I for one stopped trying to “convert” people when I left my evangelicalism behind 10 years ago now. When I stopped being religious, I stopped considering debate futile if at the end of it the other person did not convert to my religion. I don’t need the people I debate with to become atheists or to adopt any of my other positions in order to be satisfied with a philosophical argument. Of course, in the midst of debate, I argue as vigorously and persuasively as I can in order ideally to have this effect or to be shown in what ways I am wrong. I always use the strongest arguments I have (or those most fit for my particular interlocutor or our topic) and I hope either to have the strongest influence I can or to discover the weaknesses in those arguments so that they will be stronger next time. But when the argument is over, I leave it behind. It’s over. It’s not a win or a loss based on any particular measure besides, “did I pursue the truth and agreement as best as I could through that exchange?” That’s all that matters in arguments.
The reason I say that is that, unlike an evangelical out to win souls, I do not have anywhere near the hubris to believe that I am personally in the business of fixing or saving people’s souls. I am not deluded enough to think that in the space of a conversation, or even in most series of conversations, that people can correct their entire conceptions of the world.
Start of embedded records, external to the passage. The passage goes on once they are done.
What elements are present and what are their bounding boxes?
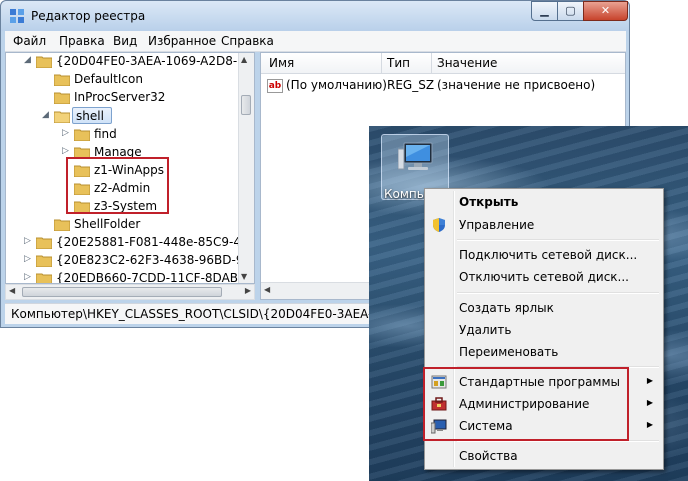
scroll-up-icon[interactable]: ▲ bbox=[241, 55, 247, 64]
menu-item-map-network-drive[interactable]: Подключить сетевой диск... bbox=[427, 245, 661, 265]
value-name: (По умолчанию) bbox=[286, 78, 387, 92]
close-button[interactable]: ✕ bbox=[583, 1, 628, 21]
menu-item-create-shortcut[interactable]: Создать ярлык bbox=[427, 298, 661, 318]
folder-icon bbox=[36, 273, 52, 283]
scrollbar-thumb[interactable] bbox=[22, 287, 222, 297]
tree-item-label: shell bbox=[76, 109, 104, 123]
tree-item-label: ShellFolder bbox=[74, 217, 141, 231]
menu-item-rename[interactable]: Переименовать bbox=[427, 342, 661, 362]
expand-arrow-icon[interactable]: ▷ bbox=[24, 236, 31, 246]
tree-item-inprocserver32[interactable]: InProcServer32 bbox=[6, 89, 240, 107]
minimize-button[interactable]: ▁ bbox=[531, 1, 558, 21]
folder-icon bbox=[74, 129, 90, 141]
column-name-header[interactable]: Имя bbox=[269, 56, 294, 70]
menu-item-label: Подключить сетевой диск... bbox=[459, 248, 638, 262]
tree-item-label: {20E25881-F081-448e-85C9-4707A9 bbox=[56, 235, 254, 249]
column-data-header[interactable]: Значение bbox=[437, 56, 497, 70]
menu-item-open[interactable]: Открыть bbox=[427, 192, 661, 212]
scroll-down-icon[interactable]: ▼ bbox=[241, 272, 247, 281]
menu-item-disconnect-network-drive[interactable]: Отключить сетевой диск... bbox=[427, 267, 661, 287]
column-divider[interactable] bbox=[431, 53, 432, 73]
menu-item-label: Удалить bbox=[459, 323, 512, 337]
folder-icon bbox=[54, 74, 70, 86]
collapse-arrow-icon[interactable]: ◢ bbox=[42, 110, 49, 120]
menu-file[interactable]: Файл bbox=[13, 34, 46, 48]
open-folder-icon bbox=[54, 111, 70, 123]
folder-icon bbox=[36, 255, 52, 267]
scrollbar-thumb[interactable] bbox=[241, 95, 251, 115]
expand-arrow-icon[interactable]: ▷ bbox=[24, 272, 31, 282]
shield-icon bbox=[433, 218, 445, 232]
menu-help[interactable]: Справка bbox=[221, 34, 274, 48]
folder-icon bbox=[54, 219, 70, 231]
menu-edit[interactable]: Правка bbox=[59, 34, 105, 48]
submenu-arrow-icon: ▶ bbox=[646, 376, 653, 385]
tree-item-defaulticon[interactable]: DefaultIcon bbox=[6, 71, 240, 89]
menu-item-label: Открыть bbox=[459, 195, 519, 209]
tree-item-shell[interactable]: ◢ shell bbox=[6, 107, 240, 126]
menu-item-label: Создать ярлык bbox=[459, 301, 554, 315]
value-type: REG_SZ bbox=[387, 78, 435, 92]
list-header: Имя Тип Значение bbox=[261, 53, 625, 74]
collapse-arrow-icon[interactable]: ◢ bbox=[24, 55, 31, 65]
submenu-arrow-icon: ▶ bbox=[646, 398, 653, 407]
tree-item-label: find bbox=[94, 127, 117, 141]
menu-item-label: Переименовать bbox=[459, 345, 559, 359]
tree-item-clsid-20edb660[interactable]: ▷ {20EDB660-7CDD-11CF-8DAB-00AA bbox=[6, 270, 254, 283]
value-row-default[interactable]: ab (По умолчанию) REG_SZ (значение не пр… bbox=[261, 77, 625, 95]
scroll-left-icon[interactable]: ◀ bbox=[264, 285, 270, 294]
tree-item-clsid-20e823c2[interactable]: ▷ {20E823C2-62F3-4638-96BD-90F4F0 bbox=[6, 252, 254, 270]
tree-item-label: InProcServer32 bbox=[74, 90, 166, 104]
menu-item-label: Управление bbox=[459, 218, 535, 232]
menu-item-label: Отключить сетевой диск... bbox=[459, 270, 629, 284]
submenu-arrow-icon: ▶ bbox=[646, 420, 653, 429]
expand-arrow-icon[interactable]: ▷ bbox=[62, 128, 69, 138]
folder-icon bbox=[36, 237, 52, 249]
menu-view[interactable]: Вид bbox=[113, 34, 137, 48]
tree-item-label: {20D04FE0-3AEA-1069-A2D8-08002 bbox=[56, 54, 255, 68]
menu-item-properties[interactable]: Свойства bbox=[427, 446, 661, 466]
expand-arrow-icon[interactable]: ▷ bbox=[24, 254, 31, 264]
tree-horizontal-scrollbar[interactable]: ◀ ▶ bbox=[5, 284, 255, 300]
highlight-box-menu-items bbox=[423, 367, 629, 441]
menu-item-label: Свойства bbox=[459, 449, 518, 463]
column-type-header[interactable]: Тип bbox=[387, 56, 410, 70]
menu-bar: Файл Правка Вид Избранное Справка bbox=[5, 31, 626, 52]
tree-item-label: DefaultIcon bbox=[74, 72, 143, 86]
menu-item-manage[interactable]: Управление bbox=[427, 215, 661, 235]
highlight-box-registry-keys bbox=[66, 157, 169, 214]
string-value-icon: ab bbox=[267, 79, 283, 93]
menu-item-delete[interactable]: Удалить bbox=[427, 320, 661, 340]
scroll-left-icon[interactable]: ◀ bbox=[9, 286, 15, 295]
title-bar[interactable]: Редактор реестра ▁ ▢ ✕ bbox=[1, 1, 629, 31]
value-data: (значение не присвоено) bbox=[437, 78, 596, 92]
expand-arrow-icon[interactable]: ▷ bbox=[62, 146, 69, 156]
tree-item-label: {20E823C2-62F3-4638-96BD-90F4F0 bbox=[56, 253, 254, 267]
tree-item-find[interactable]: ▷ find bbox=[6, 126, 240, 144]
tree-item-shellfolder[interactable]: ShellFolder bbox=[6, 216, 240, 234]
scroll-right-icon[interactable]: ▶ bbox=[245, 286, 251, 295]
tree-vertical-scrollbar[interactable]: ▲ ▼ bbox=[238, 53, 254, 283]
tree-item-label: {20EDB660-7CDD-11CF-8DAB-00AA bbox=[56, 271, 255, 284]
computer-icon bbox=[398, 142, 433, 170]
window-title: Редактор реестра bbox=[31, 9, 146, 23]
column-divider[interactable] bbox=[381, 53, 382, 73]
menu-separator bbox=[457, 239, 659, 241]
tree-item-clsid-computer[interactable]: ◢ {20D04FE0-3AEA-1069-A2D8-08002 bbox=[6, 53, 254, 71]
regedit-icon bbox=[10, 9, 24, 23]
tree-item-clsid-20e25881[interactable]: ▷ {20E25881-F081-448e-85C9-4707A9 bbox=[6, 234, 254, 252]
menu-separator bbox=[457, 292, 659, 294]
folder-icon bbox=[54, 92, 70, 104]
menu-favorites[interactable]: Избранное bbox=[148, 34, 216, 48]
folder-icon bbox=[36, 56, 52, 68]
maximize-button[interactable]: ▢ bbox=[557, 1, 584, 21]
I might even be suspicious of any one who was that quickly swayed and question myself to make sure I did not use any unnecessarily manipulative tactics!
People’s intellectual, emotional, spiritual, social, psychological journeys take their entire lifetimes and never complete until they arbitrarily stop at death. In the daily grind of daily debates, all that matters to me from a social standpoint is that those with whom I debate and I are advancing each other’s thinking. All that matters to me is that they have to confront my reasons and I have to confront theirs. All I can contribute is ideas and arguments for them. It is up to them to be affected however they are going to be affected. That’s none of my business, honestly. That’s personal to them.
And the philosophical questions I pursue relentlessly matter. I do not mind my reputation among my friends and peers for indefatigably pursuing philosophical questions even at our parties. And so far I know of not one single Finckean I’ve created through all my efforts. I’ve not even been responsible for the creation of a single atheist I know of. But I’m quite sure that I’ve wasted almost nobody’s time and no one’s ever wasted mine through these debates. They each have the possibility of impact far beyond what anyone can guess over time. You never know what will stick with someone or how it will affect their beliefs, attitudes, and actions and how these will affect others. You’ll never know how to measure all the moderations of positions and all the preventions of extremism you may accomplish.
Over time entire cultures transform their thinking in no small part through these daily exchanges. We cannot underestimate the importance of each single positive influence in the process. Because they add up. Just as it is foolish to assume that your one vote in an election with 100 million votes is irrelevant, it is foolish to think that your voice out of billions means nothing. Votes and voices add up. So use yours.